Kousa4 Stack
ArticlesCategories
Education & Careers

Unlocking Agentic Data Science: A Step-by-Step Guide to marimo Pair Programming

Published 2026-05-04 07:49:08 · Education & Careers

Overview

Modern data science workflows often involve repetitive tasks like data cleaning, exploration, and debugging. What if you could pair with an intelligent coding agent that understands your notebook and helps you iterate faster? That's exactly what marimo pair offers: an agentic layer within the marimo reactive notebook environment that assists with data wrangling, research, and code generation. This guide will walk you through adding agent skills to your data science pipeline using marimo pair. You'll learn how to set it up, start a pair session, and collaborate with the agent on real-world tasks such as wrangling messy datasets and performing exploratory analysis. By the end, you'll be able to accelerate your data science projects while maintaining full control over your code.

Unlocking Agentic Data Science: A Step-by-Step Guide to marimo Pair Programming
Source: realpython.com

Prerequisites

  • Python 3.8 or later – marimo runs on standard Python environments.
  • pip – package installer for Python.
  • Basic Python knowledge – familiarity with variables, functions, and common data science libraries (pandas, numpy).
  • An API key for a large language model – marimo pair uses LLMs (e.g., OpenAI, Anthropic) to power the agent.

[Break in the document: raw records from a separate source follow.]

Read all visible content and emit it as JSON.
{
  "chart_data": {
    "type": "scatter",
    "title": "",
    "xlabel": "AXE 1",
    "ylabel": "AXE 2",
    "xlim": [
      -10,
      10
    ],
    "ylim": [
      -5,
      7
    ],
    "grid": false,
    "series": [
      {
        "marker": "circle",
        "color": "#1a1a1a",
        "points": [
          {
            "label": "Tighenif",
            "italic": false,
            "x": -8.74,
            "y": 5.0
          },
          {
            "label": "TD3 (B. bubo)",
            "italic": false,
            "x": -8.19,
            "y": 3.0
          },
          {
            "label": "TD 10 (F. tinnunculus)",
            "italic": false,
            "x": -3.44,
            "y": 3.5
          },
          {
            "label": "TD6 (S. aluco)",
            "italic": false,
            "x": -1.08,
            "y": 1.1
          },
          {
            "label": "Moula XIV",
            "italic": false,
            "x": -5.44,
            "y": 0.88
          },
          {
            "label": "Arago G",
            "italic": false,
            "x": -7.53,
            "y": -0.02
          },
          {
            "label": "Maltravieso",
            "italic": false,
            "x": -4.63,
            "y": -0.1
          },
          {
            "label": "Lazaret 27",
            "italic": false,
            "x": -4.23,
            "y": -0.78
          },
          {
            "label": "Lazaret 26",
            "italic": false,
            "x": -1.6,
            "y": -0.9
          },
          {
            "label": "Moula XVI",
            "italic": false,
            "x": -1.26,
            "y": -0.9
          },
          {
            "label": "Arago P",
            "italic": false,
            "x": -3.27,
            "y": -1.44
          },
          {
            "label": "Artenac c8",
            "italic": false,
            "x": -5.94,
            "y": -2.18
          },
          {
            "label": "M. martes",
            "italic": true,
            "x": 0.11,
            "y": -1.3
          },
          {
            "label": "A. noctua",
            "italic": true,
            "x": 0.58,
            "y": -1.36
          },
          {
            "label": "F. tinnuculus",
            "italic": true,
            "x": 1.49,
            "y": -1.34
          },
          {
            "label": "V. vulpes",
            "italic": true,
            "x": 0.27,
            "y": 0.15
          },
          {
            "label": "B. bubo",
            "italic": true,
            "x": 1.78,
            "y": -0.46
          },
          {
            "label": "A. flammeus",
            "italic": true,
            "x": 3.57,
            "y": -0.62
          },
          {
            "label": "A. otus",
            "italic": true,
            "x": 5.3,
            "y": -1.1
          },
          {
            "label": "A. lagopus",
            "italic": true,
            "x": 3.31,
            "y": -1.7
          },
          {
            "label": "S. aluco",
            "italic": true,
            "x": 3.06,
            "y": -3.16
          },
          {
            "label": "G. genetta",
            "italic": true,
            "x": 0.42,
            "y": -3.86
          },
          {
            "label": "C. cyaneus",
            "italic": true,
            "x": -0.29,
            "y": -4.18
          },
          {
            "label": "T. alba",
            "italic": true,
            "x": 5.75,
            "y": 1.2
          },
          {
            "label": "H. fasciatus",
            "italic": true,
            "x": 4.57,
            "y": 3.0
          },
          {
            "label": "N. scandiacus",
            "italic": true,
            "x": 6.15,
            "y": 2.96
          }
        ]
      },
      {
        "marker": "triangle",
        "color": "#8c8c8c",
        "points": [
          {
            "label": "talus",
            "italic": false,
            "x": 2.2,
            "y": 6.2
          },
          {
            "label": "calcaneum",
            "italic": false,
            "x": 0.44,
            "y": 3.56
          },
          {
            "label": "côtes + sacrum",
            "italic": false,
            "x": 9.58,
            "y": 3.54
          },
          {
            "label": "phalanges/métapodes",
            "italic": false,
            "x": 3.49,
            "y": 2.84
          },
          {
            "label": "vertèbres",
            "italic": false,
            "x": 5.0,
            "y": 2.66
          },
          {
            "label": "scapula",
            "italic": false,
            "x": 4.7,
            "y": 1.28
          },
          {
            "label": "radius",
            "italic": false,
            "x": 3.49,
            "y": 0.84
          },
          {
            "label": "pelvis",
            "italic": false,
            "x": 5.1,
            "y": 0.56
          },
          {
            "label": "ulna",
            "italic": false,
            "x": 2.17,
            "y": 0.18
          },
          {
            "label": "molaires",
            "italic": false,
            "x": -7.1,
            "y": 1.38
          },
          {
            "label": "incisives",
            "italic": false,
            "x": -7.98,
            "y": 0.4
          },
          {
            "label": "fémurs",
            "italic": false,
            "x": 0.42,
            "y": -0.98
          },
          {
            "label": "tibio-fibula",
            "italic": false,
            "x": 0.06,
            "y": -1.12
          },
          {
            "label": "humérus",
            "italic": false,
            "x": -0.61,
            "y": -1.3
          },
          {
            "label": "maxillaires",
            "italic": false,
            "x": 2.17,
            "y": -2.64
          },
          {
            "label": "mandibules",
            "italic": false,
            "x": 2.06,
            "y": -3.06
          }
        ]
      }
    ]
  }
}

Have your key ready.
  • A spreadsheet or CSV file – for practicing data wrangling (optional but recommended).

Step-by-Step Instructions

1. Installing marimo and Enabling marimo Pair

First, install marimo from PyPI. Open a terminal and run:

pip install marimo

After installation, start a new notebook:

marimo edit my_notebook.py

This launches the marimo editor in your default browser. To activate the pair agent, you need to set your LLM API key as an environment variable. For example, if using OpenAI:

export OPENAI_API_KEY='your-api-key-here'

Then, inside the notebook, click on the Pair icon in the toolbar (or use the keyboard shortcut Cmd+Shift+P). This opens the pair panel where you can start a conversation with the agent.

2. Initializing Your Data Science Session

With the pair panel ready, load your dataset. Create a new cell and write:

import pandas as pd
df = pd.read_csv('sales_data.csv')
df.head()

marimo automatically runs the cell and displays the result. Now you can ask the agent for help. In the pair chat, type: "Is there any missing data in this dataframe?" The agent will inspect the notebook's state and respond with a code snippet you can insert.

3. Invoking the marimo Pair Agent

The agent understands the current notebook context. For instance, you can ask: "Show me all rows where revenue is null". The agent will generate code like:

df[df['revenue'].isnull()]

Click Insert Code in the chat bubble to place it into a new cell. You can also request explanations: "Why are there 120 missing values in the date column?" The agent might suggest checking the data source or imputing with a forward fill.

4. Guided Data Wrangling with the Agent

Let's walk through a common wrangling task: cleaning a column and merging two datasets. Start by asking: "Help me clean the 'price' column – it has dollar signs and commas." The agent may propose:

Unlocking Agentic Data Science: A Step-by-Step Guide to marimo Pair Programming
Source: realpython.com
df['price'] = df['price'].replace('[\$,]', '', regex=True).astype(float)

Insert it and run. Next, load a second dataset and ask: "Merge this inventory data with the main sales table on product_id." The agent will generate the merge code. You can then request: "Create a summary table of total sales per region." The agent produces the appropriate groupby and aggregation.

5. Collaborative Research and Analysis

Beyond wrangling, marimo pair helps with exploratory research. For example, ask: "What are the top 3 factors affecting sales?" The agent cannot run statistical models alone, but it can suggest a correlation analysis or a simple linear regression. It writes the code, you run it. The agent also helps interpret results: "Explain this confusion matrix." This back‑and‑forth turns your notebook into a collaborative whiteboard.

Common Mistakes

  • Not restarting the kernel after activating pair – Changes to environment variables (like API keys) require a kernel restart. Always restart the marimo kernel after setting the key.
  • Over‑relying on the agent – The agent is a helper, not a replacement for understanding your data. Always double‑check generated code for logical errors.
  • Ignoring agent privacy – The agent sends notebook code to the LLM provider. Avoid using sensitive data in shared environments without anonymization.
  • Not using version control – Agent‑generated code can introduce bugs. Use Git or marimo's built‑in checkpointing to track changes.
  • Assuming the agent knows external context – The agent only sees the notebook. Provide clear prompts with necessary details.

Summary

marimo pair transforms your data science notebook into an interactive partner for wrangling, analysis, and research. By following the steps above – installing marimo, activating pair with an LLM, and collaborating on tasks – you can accelerate your workflow while maintaining code quality. With agentic pair programming, you gain a second pair of eyes that never sleeps.